Building a rate limiter

Implement token bucket atomically in Redis with a Lua script, handle the distributed-counter race, and scale to per-node local buckets.

The core: atomic token bucket in Redis

The whole correctness problem is atomicity. Refill-then-decrement is a read-modify-write; if two requests interleave, both can see the same token count and both pass when only one should. The fix is to make the operation atomic. In Redis, run it as a Lua script (Redis executes scripts atomically):

-- KEYS[1] = bucket key   ARGV: capacity, refill_rate, now, requested
local b = redis.call('HMGET', KEYS[1], 'tokens', 'ts')
local tokens = tonumber(b[1]) or tonumber(ARGV[1])   -- start full
local ts     = tonumber(b[2]) or tonumber(ARGV[3])
local cap, rate, now, need = tonumber(ARGV[1]), tonumber(ARGV[2]),
                             tonumber(ARGV[3]), tonumber(ARGV[4])

tokens = math.min(cap, tokens + (now - ts) * rate)   -- refill by elapsed time
local allowed = tokens >= need
if allowed then tokens = tokens - need end

redis.call('HMSET', KEYS[1], 'tokens', tokens, 'ts', now)
redis.call('EXPIRE', KEYS[1], math.ceil(cap / rate)) -- evict idle keys
return allowed and 1 or 0

The middleware calls this once per request; a 0 becomes a 429. Because the whole script runs atomically on the single-threaded Redis, the race disappears — no locks needed.

The middleware

def rate_limit(request):
    key = f"rl:{request.api_key}:{request.route_rule}"
    allowed = redis.evalsha(SCRIPT_SHA, 1, key, CAP, RATE, time.time(), 1)
    if not allowed:
        retry = compute_retry_after(key)
        return Response(429, headers={"Retry-After": retry})
    return forward(request)

Return helpful headers: X-RateLimit-Limit, X-RateLimit-Remaining, X-RateLimit-Reset, and Retry-After so well-behaved clients back off.

Sliding window counter (the accurate alternative)

If you want to avoid token-bucket’s burst allowance and the fixed-window boundary spike, blend two fixed windows by weight:

count ≈ prev_window_count * (overlap fraction) + current_window_count
allow if count < limit

Cheap (two integer counters per key) and smooth — a common production choice.

Scaling: the per-node hop problem

A Redis call per request is fine to ~100k QPS, but at extreme scale that round trip becomes the bottleneck. Two mitigations:

Local token buckets — each gateway node keeps its own bucket for a share of the limit (limit / N nodes). Zero network hop, but approximate (uneven traffic across nodes wastes allowance).
Local + periodic sync — nodes limit locally and reconcile counts with Redis every few hundred ms, trading a little accuracy for big latency/throughput wins.

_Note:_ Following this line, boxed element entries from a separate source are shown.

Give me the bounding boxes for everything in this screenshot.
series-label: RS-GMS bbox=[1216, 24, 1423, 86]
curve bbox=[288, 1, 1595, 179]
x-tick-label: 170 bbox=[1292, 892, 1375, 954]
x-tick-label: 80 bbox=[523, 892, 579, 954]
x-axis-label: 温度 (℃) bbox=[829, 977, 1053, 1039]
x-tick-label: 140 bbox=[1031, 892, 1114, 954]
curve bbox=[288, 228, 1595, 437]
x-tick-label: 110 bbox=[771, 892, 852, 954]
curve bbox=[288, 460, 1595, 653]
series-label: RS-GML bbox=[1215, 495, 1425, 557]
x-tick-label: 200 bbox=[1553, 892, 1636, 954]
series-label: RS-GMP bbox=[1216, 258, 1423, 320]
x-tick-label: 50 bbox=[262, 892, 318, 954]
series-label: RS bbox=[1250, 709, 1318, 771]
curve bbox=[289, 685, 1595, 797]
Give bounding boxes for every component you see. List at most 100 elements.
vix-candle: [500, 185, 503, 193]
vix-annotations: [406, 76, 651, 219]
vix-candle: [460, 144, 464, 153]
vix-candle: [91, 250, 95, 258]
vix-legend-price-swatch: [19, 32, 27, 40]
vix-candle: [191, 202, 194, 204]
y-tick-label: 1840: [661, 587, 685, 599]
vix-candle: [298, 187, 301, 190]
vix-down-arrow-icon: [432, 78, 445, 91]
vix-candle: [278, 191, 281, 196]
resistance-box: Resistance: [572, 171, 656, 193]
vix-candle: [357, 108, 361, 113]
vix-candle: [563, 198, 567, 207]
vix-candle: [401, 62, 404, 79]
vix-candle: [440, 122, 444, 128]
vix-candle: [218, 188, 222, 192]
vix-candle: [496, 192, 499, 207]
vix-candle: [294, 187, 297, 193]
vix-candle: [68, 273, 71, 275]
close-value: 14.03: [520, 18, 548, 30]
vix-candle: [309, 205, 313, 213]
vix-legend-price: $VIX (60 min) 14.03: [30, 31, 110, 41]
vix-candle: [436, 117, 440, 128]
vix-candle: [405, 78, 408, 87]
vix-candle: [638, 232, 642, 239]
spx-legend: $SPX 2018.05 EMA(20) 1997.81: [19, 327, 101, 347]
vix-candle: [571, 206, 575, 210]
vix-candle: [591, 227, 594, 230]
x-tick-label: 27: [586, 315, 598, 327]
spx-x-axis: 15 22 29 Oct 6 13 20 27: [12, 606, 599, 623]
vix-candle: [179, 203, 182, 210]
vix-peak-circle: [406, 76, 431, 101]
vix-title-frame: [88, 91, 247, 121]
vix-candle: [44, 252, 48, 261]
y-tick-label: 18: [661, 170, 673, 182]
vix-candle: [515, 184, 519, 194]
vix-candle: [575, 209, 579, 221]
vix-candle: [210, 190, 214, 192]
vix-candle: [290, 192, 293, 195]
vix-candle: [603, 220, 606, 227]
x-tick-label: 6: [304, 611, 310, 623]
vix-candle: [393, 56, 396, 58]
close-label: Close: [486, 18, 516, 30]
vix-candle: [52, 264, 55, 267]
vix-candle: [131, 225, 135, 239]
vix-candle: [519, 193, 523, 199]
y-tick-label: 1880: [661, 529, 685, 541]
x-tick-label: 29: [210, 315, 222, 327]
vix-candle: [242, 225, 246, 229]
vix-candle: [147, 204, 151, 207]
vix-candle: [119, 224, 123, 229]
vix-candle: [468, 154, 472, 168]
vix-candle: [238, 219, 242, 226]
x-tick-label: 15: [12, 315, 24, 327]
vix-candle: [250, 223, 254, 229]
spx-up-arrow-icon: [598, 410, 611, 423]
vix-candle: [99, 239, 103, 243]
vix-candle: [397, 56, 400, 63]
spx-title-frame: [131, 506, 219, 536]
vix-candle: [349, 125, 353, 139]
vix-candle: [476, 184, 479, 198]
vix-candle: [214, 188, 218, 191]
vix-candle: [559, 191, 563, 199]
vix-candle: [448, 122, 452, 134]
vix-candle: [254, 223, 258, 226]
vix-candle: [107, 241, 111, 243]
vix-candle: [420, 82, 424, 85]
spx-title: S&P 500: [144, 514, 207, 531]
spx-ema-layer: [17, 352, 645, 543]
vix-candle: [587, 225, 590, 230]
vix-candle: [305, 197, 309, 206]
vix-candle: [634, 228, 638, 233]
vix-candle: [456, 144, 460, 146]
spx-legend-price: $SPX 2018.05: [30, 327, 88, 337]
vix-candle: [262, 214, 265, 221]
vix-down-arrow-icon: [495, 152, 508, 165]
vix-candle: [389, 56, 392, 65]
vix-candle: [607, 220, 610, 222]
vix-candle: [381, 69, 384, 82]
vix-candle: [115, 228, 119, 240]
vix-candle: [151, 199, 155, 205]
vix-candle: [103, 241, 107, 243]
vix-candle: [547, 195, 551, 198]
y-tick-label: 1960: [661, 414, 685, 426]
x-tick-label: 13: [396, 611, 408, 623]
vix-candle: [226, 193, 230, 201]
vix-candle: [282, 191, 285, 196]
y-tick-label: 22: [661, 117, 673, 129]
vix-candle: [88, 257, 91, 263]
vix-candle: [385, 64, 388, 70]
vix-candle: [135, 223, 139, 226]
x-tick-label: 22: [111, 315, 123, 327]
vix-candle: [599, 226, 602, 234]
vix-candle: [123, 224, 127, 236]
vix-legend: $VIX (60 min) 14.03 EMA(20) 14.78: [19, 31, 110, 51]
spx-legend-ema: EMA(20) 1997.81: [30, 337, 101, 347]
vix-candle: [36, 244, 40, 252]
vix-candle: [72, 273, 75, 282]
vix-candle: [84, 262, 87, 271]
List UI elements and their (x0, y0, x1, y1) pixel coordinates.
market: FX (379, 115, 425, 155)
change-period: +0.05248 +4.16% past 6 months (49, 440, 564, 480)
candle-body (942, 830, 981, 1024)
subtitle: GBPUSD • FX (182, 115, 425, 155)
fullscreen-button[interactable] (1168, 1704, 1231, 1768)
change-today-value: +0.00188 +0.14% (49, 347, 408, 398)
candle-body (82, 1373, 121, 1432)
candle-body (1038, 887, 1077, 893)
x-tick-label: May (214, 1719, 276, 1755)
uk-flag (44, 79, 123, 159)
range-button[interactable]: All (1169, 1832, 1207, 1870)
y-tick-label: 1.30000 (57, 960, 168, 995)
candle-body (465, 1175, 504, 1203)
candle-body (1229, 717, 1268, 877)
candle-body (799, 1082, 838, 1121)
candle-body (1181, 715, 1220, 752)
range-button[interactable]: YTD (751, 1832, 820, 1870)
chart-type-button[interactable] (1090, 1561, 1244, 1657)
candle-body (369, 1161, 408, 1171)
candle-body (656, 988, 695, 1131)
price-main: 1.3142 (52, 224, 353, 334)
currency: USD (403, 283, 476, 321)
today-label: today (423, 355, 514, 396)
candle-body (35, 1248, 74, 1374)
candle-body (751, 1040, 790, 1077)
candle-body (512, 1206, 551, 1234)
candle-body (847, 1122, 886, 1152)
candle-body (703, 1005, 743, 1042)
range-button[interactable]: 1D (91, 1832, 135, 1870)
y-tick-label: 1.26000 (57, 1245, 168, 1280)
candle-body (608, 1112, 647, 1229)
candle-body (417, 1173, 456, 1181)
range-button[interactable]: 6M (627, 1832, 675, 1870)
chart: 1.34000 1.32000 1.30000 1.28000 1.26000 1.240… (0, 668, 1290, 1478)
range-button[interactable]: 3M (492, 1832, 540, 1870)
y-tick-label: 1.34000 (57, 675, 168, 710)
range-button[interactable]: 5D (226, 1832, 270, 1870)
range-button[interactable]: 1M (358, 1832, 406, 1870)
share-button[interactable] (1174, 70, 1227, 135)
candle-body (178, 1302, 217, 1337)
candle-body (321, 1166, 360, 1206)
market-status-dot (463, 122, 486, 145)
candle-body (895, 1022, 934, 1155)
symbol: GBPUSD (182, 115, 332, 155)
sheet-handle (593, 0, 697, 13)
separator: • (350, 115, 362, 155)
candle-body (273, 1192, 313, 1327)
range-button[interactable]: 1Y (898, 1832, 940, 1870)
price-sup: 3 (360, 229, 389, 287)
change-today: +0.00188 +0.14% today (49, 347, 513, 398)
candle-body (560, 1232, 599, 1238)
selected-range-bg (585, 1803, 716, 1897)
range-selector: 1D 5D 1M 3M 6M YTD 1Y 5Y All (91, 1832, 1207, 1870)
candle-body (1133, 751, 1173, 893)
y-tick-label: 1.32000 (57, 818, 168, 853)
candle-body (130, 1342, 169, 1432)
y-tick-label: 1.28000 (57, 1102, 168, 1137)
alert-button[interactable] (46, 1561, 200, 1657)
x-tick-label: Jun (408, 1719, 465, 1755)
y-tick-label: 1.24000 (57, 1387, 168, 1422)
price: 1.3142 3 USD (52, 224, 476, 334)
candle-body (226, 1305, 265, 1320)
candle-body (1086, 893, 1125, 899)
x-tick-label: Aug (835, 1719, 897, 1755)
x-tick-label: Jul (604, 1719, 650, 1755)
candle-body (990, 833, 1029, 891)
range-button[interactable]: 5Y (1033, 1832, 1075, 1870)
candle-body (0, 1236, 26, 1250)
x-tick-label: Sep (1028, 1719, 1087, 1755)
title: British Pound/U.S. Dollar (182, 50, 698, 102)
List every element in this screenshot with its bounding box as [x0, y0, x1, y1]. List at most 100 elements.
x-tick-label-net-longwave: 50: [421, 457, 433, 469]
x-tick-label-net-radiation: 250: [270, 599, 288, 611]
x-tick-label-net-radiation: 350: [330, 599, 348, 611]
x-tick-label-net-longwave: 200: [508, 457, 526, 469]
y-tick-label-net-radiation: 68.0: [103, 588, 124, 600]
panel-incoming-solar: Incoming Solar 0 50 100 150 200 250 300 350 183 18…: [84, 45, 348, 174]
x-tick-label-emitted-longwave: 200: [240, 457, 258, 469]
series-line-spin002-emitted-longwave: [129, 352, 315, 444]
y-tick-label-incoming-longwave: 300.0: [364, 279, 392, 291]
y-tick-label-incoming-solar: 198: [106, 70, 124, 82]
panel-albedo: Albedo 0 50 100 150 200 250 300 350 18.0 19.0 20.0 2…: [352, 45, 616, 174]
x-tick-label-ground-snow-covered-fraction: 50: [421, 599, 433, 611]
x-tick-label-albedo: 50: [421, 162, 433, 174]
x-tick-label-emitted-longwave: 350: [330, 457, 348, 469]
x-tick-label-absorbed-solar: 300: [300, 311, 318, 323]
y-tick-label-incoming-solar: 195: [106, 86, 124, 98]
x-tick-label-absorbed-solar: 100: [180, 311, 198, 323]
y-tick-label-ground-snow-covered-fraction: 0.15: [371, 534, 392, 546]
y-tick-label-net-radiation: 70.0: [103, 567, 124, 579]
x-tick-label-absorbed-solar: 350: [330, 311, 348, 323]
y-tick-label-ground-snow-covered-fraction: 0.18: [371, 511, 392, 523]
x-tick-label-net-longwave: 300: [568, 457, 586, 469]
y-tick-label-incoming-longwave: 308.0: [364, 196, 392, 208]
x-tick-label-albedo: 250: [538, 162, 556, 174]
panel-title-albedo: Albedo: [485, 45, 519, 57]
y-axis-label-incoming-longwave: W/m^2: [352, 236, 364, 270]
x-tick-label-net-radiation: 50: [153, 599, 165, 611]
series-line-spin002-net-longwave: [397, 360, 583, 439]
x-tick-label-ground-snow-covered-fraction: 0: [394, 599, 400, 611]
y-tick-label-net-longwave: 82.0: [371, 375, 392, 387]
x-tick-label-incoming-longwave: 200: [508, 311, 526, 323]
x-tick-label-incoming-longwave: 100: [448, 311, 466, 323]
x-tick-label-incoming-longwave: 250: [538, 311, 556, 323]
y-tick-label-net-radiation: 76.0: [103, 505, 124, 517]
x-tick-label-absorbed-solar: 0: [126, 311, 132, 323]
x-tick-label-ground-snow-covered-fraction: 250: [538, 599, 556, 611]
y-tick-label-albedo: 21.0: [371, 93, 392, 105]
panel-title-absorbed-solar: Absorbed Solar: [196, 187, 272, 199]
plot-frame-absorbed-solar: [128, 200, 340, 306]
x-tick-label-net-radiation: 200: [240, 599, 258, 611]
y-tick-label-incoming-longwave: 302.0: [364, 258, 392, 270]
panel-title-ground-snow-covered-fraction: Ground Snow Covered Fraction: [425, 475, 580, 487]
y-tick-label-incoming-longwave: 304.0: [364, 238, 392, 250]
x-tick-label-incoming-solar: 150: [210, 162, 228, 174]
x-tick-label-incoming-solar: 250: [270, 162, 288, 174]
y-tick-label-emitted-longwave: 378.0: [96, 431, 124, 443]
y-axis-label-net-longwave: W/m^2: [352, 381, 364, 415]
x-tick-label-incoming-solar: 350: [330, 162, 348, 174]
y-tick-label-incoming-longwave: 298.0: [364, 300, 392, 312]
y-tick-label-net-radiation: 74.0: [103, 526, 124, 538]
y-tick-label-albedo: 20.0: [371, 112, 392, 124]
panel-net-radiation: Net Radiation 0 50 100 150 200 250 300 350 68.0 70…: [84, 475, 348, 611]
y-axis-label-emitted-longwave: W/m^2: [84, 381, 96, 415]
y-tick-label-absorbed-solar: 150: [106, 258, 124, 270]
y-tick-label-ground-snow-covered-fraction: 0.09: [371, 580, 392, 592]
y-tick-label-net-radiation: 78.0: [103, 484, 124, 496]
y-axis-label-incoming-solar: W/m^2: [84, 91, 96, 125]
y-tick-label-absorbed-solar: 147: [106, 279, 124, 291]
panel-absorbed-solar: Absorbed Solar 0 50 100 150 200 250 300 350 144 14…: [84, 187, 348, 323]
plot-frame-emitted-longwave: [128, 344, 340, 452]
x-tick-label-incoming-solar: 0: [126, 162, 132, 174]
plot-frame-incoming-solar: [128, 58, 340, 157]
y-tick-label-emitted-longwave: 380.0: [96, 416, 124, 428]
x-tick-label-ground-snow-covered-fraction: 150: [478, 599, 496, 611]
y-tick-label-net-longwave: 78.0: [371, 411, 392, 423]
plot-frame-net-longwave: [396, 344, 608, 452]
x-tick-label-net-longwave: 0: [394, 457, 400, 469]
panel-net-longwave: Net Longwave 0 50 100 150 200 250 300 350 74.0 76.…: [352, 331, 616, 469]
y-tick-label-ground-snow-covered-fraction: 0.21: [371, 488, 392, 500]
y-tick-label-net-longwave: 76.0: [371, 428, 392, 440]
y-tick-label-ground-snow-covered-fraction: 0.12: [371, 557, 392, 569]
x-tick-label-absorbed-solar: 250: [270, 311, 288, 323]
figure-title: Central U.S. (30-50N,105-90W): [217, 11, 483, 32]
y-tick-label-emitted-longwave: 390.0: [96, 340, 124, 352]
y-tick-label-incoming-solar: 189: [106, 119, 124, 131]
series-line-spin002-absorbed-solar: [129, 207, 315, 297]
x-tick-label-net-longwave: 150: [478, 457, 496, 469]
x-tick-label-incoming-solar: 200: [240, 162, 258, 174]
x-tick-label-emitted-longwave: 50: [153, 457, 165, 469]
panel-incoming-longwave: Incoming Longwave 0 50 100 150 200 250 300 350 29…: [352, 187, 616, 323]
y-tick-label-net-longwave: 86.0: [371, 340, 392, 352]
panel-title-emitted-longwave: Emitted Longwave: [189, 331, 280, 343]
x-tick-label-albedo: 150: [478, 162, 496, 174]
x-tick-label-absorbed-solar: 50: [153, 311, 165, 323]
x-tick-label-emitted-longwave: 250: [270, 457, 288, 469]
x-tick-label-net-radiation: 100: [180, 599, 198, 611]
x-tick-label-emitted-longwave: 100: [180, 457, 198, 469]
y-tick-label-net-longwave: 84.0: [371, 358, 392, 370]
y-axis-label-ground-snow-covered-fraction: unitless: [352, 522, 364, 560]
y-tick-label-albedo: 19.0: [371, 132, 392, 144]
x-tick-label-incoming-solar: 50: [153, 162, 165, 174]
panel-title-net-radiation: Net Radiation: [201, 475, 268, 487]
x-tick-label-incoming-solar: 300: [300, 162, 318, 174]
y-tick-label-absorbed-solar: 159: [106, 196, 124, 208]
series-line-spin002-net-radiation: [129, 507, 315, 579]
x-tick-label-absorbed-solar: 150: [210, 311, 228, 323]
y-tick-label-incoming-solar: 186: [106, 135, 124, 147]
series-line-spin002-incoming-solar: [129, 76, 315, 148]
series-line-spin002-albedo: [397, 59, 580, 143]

State the trade: exactness (central Redis) vs latency/throughput (local, approximate).

Availability: fail open

The limiter must never take down the service it protects. If Redis is unreachable, allow the request (and alert) rather than 429 everyone:

try:
    allowed = redis.evalsha(...)
except RedisError:
    metrics.incr("ratelimiter.fail_open")
    allowed = True            # degrade to allow

Run Redis replicated so this is rare, but design for it.

Edge cases and extras

Multiple rules — evaluate per-endpoint and per-tier limits; the strictest wins.
Clock skew — use the Redis server time (or a passed timestamp) consistently, not each node’s clock.
Distributed-denial protection — combine per-key limits with a global limit so many keys can’t collectively overwhelm a backend.
Hot key — a single abusive key hammering one Redis shard; shard counters or absorb with local buckets.

The takeaway

The graded points: an atomic token-bucket (Lua/single-threaded Redis) to kill the distributed-counter race, a shared store so the limit holds across instances, 429 + Retry-After, fail-open for availability, and a path to local buckets when the Redis hop becomes the bottleneck. That’s a production rate limiter, and it directly reuses Chapter 3’s token-vs-leaky and Chapter 2’s caching/consistency ideas.